I certainly didn't grow up around the sea - Utah being hundreds miles from the nearest ocean and the Great Salt Lake a body of water I have only visited twice, to my great shame.  But each morning when Max gets up for work I think I'll ask him to drive himself so I can keep sleeping, but then I think of running along the beach behind the embassy with Buckley and I sit up with a grumble.  I can't stay away and without exception when I get to the beach I regret not having brought something more suitable for swimming.  I console myself by watching the dog chase seagulls into the water as far as he dares or sniff through banks of shells.


11/29/13

Last night we met the Afghany Ambassador to Oman at a publishing event.  When the discussion turned to Arabic and Max said  "You have to really feel it in your mouth" The Ambassador interrupted, flicking ash from his cigarette.  "No, you have to feel it in your belly" he said with a slight smile.

12/1/2013

Today I found myself in front of a grocery store in what I've come to call "Little Pakistan" after returning a friend to her home.  I waded through throngs of men dressed in white or light blue shalwar kameez' with my strawberry hair.  As I rounded the vegetable isle I saw a booth with a sign that read "coconut carving" trailing a line of people holding coconuts.  What  else could I do but pick up a coconut and stand in line?  As I got closer to the square opening in the box I saw husky coconuts go in and bags of milky white shavings come out.  I caught the eye of a woman holding a baby standing next to her husband in front of me.
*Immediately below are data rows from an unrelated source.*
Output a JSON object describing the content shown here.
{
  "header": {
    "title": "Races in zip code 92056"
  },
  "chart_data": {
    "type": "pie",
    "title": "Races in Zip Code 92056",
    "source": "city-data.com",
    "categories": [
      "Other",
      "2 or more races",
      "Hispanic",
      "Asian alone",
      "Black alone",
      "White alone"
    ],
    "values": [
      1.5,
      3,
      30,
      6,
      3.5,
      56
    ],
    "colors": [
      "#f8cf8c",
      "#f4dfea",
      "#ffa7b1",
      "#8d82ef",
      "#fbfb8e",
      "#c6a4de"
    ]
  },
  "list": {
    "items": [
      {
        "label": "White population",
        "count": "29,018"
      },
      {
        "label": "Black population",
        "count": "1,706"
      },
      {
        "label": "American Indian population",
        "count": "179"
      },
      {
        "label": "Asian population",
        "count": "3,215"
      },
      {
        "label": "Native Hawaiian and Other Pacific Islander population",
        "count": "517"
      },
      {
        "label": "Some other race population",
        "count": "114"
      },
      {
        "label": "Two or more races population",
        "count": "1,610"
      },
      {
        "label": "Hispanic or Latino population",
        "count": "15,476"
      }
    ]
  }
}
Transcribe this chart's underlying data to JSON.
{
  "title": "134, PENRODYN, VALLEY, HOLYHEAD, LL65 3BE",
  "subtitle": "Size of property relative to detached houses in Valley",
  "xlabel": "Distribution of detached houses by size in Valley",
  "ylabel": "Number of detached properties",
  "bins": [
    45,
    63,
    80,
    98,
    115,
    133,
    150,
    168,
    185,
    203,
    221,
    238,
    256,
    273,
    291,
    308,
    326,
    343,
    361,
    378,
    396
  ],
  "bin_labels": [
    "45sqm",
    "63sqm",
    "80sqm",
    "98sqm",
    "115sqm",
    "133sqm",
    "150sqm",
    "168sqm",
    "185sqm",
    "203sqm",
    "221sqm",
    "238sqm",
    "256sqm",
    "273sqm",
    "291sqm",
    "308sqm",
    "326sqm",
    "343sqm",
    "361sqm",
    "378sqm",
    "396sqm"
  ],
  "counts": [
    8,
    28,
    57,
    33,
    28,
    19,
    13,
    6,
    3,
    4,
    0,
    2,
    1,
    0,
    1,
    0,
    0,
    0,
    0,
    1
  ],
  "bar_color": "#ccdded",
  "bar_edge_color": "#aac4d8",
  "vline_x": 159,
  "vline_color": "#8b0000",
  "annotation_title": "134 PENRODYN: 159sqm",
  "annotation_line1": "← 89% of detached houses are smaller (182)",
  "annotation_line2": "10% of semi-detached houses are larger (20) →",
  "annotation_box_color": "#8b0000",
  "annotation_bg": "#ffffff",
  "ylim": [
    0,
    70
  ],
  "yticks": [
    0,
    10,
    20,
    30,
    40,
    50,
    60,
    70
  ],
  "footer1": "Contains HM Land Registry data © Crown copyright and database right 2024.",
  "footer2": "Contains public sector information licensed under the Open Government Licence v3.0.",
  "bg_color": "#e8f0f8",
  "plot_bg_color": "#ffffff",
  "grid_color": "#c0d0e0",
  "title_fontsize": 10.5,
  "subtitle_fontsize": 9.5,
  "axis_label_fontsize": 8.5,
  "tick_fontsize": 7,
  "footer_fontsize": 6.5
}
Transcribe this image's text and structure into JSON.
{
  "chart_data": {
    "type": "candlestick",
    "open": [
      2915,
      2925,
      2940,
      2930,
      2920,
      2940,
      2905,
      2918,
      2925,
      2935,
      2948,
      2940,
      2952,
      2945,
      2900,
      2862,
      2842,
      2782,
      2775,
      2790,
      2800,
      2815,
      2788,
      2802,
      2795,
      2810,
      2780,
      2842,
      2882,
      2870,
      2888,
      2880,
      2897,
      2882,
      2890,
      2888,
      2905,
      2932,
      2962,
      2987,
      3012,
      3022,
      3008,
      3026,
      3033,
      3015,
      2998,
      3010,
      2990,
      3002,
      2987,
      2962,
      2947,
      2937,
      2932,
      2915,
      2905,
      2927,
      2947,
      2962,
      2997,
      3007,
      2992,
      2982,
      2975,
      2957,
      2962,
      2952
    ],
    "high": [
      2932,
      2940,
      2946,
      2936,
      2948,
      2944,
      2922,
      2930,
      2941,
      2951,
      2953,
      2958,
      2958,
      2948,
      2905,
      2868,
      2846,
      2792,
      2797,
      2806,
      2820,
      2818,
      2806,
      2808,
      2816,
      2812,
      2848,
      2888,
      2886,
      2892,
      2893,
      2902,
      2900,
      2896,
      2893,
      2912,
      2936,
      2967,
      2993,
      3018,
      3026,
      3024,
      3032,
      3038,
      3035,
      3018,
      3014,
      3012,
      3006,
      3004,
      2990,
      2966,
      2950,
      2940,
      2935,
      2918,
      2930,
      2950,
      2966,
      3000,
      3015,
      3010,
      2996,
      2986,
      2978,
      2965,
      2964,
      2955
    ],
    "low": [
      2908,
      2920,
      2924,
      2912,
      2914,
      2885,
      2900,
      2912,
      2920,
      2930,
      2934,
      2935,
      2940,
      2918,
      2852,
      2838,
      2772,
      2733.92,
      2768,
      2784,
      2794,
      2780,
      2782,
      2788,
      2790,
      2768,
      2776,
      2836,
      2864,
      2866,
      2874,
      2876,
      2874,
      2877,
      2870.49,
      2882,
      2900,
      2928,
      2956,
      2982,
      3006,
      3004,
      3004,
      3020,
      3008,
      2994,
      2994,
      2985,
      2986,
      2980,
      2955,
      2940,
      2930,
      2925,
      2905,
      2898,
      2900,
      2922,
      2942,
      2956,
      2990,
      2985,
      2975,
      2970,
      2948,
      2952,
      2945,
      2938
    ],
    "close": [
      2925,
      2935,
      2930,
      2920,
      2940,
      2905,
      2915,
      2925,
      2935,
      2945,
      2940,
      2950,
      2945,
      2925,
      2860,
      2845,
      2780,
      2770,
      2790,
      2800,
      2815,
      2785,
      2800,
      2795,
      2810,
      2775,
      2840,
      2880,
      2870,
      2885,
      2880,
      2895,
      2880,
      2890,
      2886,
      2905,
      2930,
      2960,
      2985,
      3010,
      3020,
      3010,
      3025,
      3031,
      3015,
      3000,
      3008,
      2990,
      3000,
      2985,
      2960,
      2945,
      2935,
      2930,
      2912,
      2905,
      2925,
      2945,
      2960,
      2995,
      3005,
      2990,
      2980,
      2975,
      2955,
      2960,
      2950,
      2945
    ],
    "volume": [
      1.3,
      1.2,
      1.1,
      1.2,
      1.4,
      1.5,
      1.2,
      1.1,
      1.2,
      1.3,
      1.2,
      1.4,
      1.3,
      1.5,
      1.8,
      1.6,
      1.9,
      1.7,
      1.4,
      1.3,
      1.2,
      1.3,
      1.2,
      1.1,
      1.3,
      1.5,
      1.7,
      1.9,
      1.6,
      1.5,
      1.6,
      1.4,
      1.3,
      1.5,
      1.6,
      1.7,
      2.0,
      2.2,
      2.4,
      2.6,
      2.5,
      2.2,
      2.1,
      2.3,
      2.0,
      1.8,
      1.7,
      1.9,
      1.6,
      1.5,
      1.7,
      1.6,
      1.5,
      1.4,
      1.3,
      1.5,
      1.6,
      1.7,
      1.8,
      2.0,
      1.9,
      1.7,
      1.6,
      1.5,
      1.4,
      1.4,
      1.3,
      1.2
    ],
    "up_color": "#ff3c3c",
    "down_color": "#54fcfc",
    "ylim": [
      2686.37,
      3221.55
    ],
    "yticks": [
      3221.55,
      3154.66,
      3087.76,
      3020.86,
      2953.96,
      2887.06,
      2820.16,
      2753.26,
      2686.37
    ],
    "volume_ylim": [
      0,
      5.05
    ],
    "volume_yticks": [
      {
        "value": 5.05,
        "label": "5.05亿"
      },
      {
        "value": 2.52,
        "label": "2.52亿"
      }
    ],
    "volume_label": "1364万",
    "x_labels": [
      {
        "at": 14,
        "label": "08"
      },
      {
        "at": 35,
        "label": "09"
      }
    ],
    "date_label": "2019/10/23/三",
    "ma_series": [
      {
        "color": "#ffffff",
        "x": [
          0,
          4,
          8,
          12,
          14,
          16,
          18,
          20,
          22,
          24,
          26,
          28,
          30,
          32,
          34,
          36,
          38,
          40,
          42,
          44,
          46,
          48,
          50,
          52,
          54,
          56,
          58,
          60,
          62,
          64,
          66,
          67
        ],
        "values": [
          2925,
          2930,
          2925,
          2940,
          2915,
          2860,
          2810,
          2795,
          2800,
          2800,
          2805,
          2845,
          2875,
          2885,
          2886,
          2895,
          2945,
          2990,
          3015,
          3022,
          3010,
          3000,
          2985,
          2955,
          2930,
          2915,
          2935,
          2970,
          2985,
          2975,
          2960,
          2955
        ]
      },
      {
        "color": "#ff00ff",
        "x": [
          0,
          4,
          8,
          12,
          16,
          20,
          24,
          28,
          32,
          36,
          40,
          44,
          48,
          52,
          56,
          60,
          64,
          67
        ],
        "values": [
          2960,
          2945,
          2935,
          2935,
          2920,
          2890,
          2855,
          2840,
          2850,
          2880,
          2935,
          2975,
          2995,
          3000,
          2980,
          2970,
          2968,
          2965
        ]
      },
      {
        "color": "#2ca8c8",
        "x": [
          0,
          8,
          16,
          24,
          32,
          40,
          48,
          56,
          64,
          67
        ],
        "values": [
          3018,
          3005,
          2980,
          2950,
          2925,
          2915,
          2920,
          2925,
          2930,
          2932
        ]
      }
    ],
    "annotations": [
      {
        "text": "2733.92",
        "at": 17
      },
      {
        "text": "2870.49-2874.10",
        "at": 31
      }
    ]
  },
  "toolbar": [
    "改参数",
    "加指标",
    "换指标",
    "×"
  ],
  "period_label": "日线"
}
"What do you do with it?" I said, pointing to the sack in someone's hand.

They both burst into good hearted laughter.

"We were just talking about that and wondering what you were going to do with it!"

Or, in other words  What is this American in those white jeans doing with this coconut in this line in this neighborhood?  

"You use it with vegetables or salads" they tell me and answer follow up questions about curry leaves as well.  "You can use the internet too" the husband tells me, noticing I will need much more help than their brief explanation.  But he is not unkind when faced with the gulf of things I don't know.